Al-Tanwir
No.
194 - Edisi: 12 Juli 2001/22 Jumadil Awwal 1422 H
Ust.
Miftah Fauzi Rakhmat
Alkisah,
suatu masa, ketika zaman tak bermakna. Tuhan ciptakan alam semesta. Di
‘Arasy-Nya yang agung, jutaan malaikat bertasbih, memuja, dan mensucikan-Nya, “Subhâna
man azharal jamîl wa sataral qabîh. Mahasuci Dia yang menampakkan yang
indah dan menyembunyikan yang buruk.” Begitu terdengar para malaikat
mengulang-ulang kalimat suci. Allah, Allah, Allah.
Begitulah,
hingga tiba suatu saat, ketika waktu belum terungkap. Tuhan yang Mahamulia,
berkata pada para malaikat-Nya, “Akan Aku jadikan seorang khalifah di muka
bumi.” Serentak malaikat bertanya, “Tuhanku, akankah Kaujadikan di sana,
seorang makhluk yang berbuat keji, yang menganiaya dirinya dan menumpahkan
darah sesamanya? Padahal kami memuliakan-Mu, memuji-Mu dan mensucikan-Mu?” Maka
Tuhan berkata, “Aku lebih mengetahui dari apa yang kalian tidak mengetahuinya.”
Maka
diciptalah makhluk bumi pewaris khalifah Ilahiah. Ialah manusia yang pertama.

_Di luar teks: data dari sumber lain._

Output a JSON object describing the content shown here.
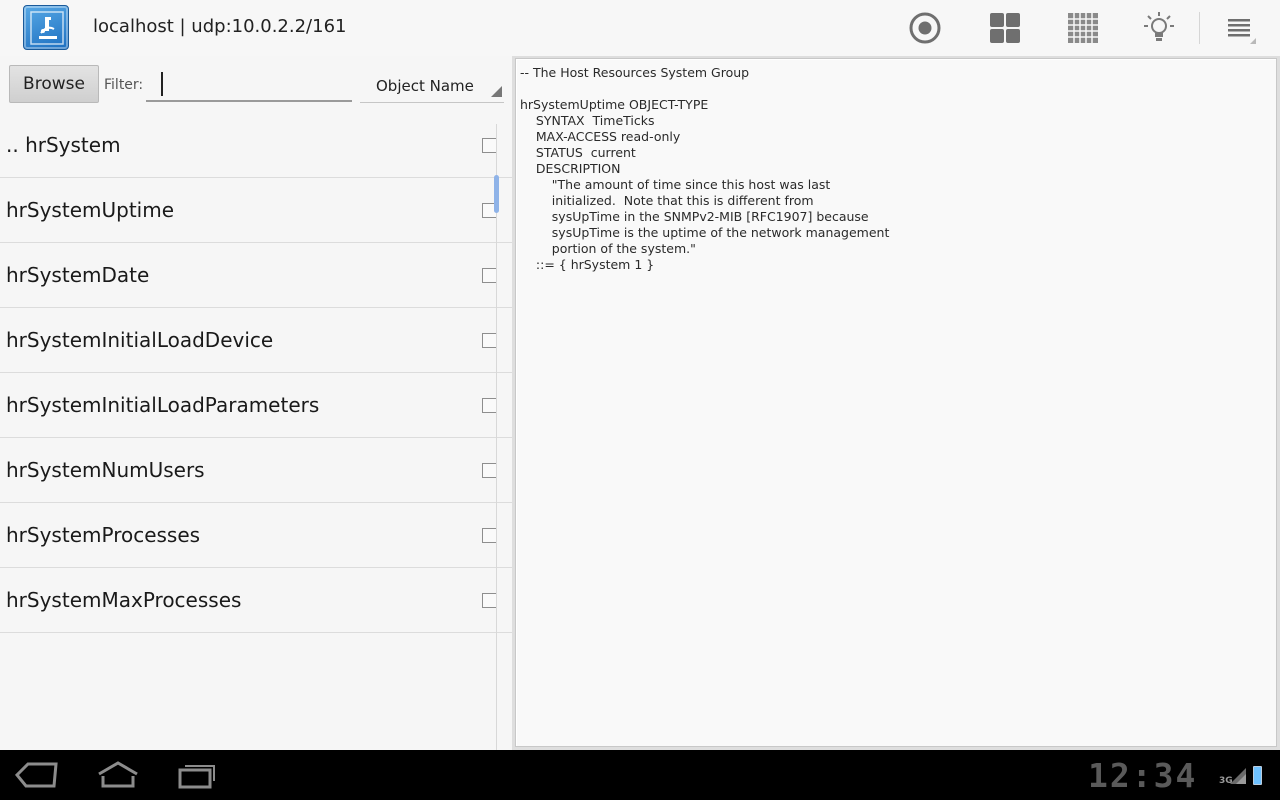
{
  "actionbar": {
    "app_icon": "microscope-app-icon",
    "title": "localhost | udp:10.0.2.2/161",
    "icons": [
      "record-icon",
      "dashboard-grid-icon",
      "table-grid-icon",
      "lightbulb-icon",
      "overflow-menu-icon"
    ]
  },
  "toolbar": {
    "browse_label": "Browse",
    "filter_label": "Filter:",
    "filter_value": "",
    "sort_selected": "Object Name"
  },
  "mib_list": {
    "items": [
      {
        "label": ".. hrSystem",
        "checked": false
      },
      {
        "label": "hrSystemUptime",
        "checked": false
      },
      {
        "label": "hrSystemDate",
        "checked": false
      },
      {
        "label": "hrSystemInitialLoadDevice",
        "checked": false
      },
      {
        "label": "hrSystemInitialLoadParameters",
        "checked": false
      },
      {
        "label": "hrSystemNumUsers",
        "checked": false
      },
      {
        "label": "hrSystemProcesses",
        "checked": false
      },
      {
        "label": "hrSystemMaxProcesses",
        "checked": false
      }
    ]
  },
  "detail": {
    "text": "-- The Host Resources System Group\n\nhrSystemUptime OBJECT-TYPE\n    SYNTAX  TimeTicks\n    MAX-ACCESS read-only\n    STATUS  current\n    DESCRIPTION\n        \"The amount of time since this host was last\n        initialized.  Note that this is different from\n        sysUpTime in the SNMPv2-MIB [RFC1907] because\n        sysUpTime is the uptime of the network management\n        portion of the system.\"\n    ::= { hrSystem 1 }"
  },
  "system_bar": {
    "clock": "12:34",
    "network": "3G",
    "icons": [
      "back-icon",
      "home-icon",
      "recent-apps-icon",
      "signal-icon",
      "battery-icon"
    ]
  }
}
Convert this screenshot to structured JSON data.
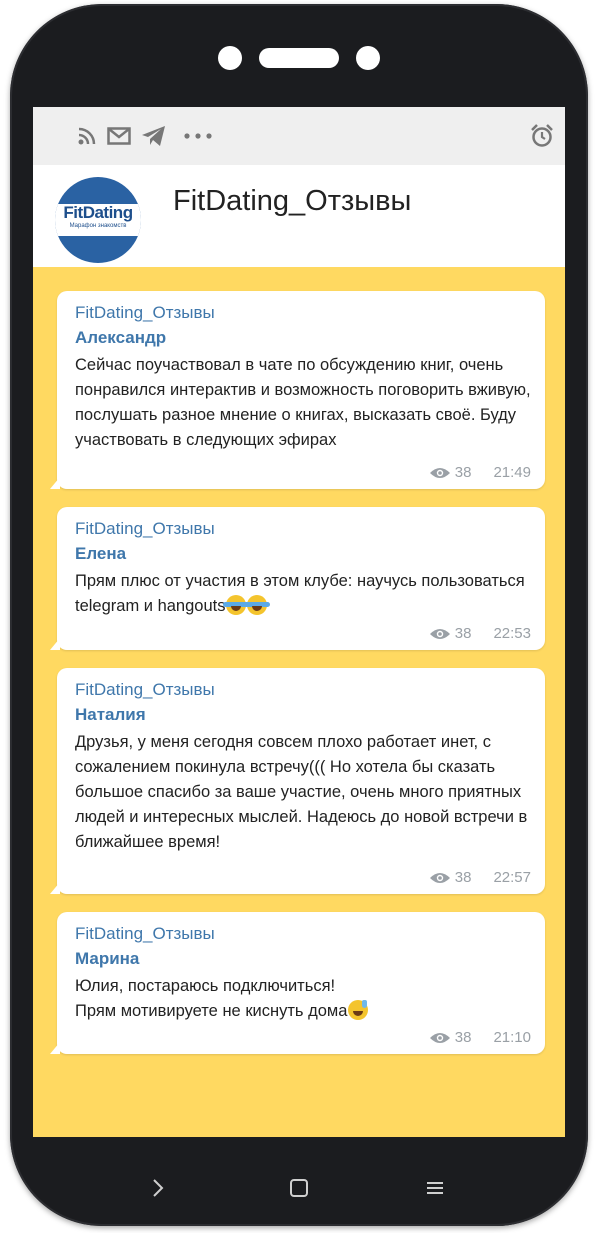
{
  "channel": {
    "title": "FitDating_Отзывы",
    "avatar_logo": "FitDating",
    "avatar_subtitle": "Марафон знакомств"
  },
  "status_icons": [
    "rss-icon",
    "mail-icon",
    "telegram-icon",
    "more-dots-icon",
    "alarm-icon"
  ],
  "messages": [
    {
      "channel": "FitDating_Отзывы",
      "author": "Александр",
      "text": "Сейчас поучаствовал в чате по обсуждению книг, очень понравился интерактив и возможность поговорить вживую, послушать разное мнение о книгах, высказать своё. Буду участвовать в следующих эфирах",
      "views": "38",
      "time": "21:49"
    },
    {
      "channel": "FitDating_Отзывы",
      "author": "Елена",
      "text": "Прям плюс от участия в этом клубе: научусь пользоваться telegram и hangouts",
      "emoji": "tears-of-joy",
      "views": "38",
      "time": "22:53"
    },
    {
      "channel": "FitDating_Отзывы",
      "author": "Наталия",
      "text": "Друзья, у меня сегодня совсем плохо работает инет, с сожалением покинула встречу((( Но хотела бы сказать большое спасибо за ваше участие, очень много приятных людей и интересных мыслей. Надеюсь до новой встречи в ближайшее время!",
      "views": "38",
      "time": "22:57"
    },
    {
      "channel": "FitDating_Отзывы",
      "author": "Марина",
      "text_line1": "Юлия, постараюсь подключиться!",
      "text_line2": "Прям мотивируете не киснуть дома",
      "emoji": "grinning-sweat",
      "views": "38",
      "time": "21:10"
    }
  ],
  "navbar": [
    "back-chevron-icon",
    "home-square-icon",
    "menu-lines-icon"
  ],
  "colors": {
    "background": "#ffd961",
    "link": "#3f77ab",
    "phone_body": "#1b1c1f"
  }
}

Tuhan memanggilnya Adam. Dihadapkannya ia pada para malaikat. Tuhan Yang
Mahaagung berkata, “Malaikatku, ungkapkan pada-Ku, rahasia-rahasia nama.”
Malaikat tunduk dan berkata, “Mahasuci
Engkau Tuhan kami, tidak kami ketahui
apa pun melainkan pada Engkau seluruh ilmunya.” Lalu Tuhan berkata pada Adam,
“Wahai Adam, tunjukkan pada malaikat-Ku, rahasia nama yang engkau ketahui.”
Maka Adam pun menyebutkan rahasia nama yang telah Tuhan ajarkan kepadanya.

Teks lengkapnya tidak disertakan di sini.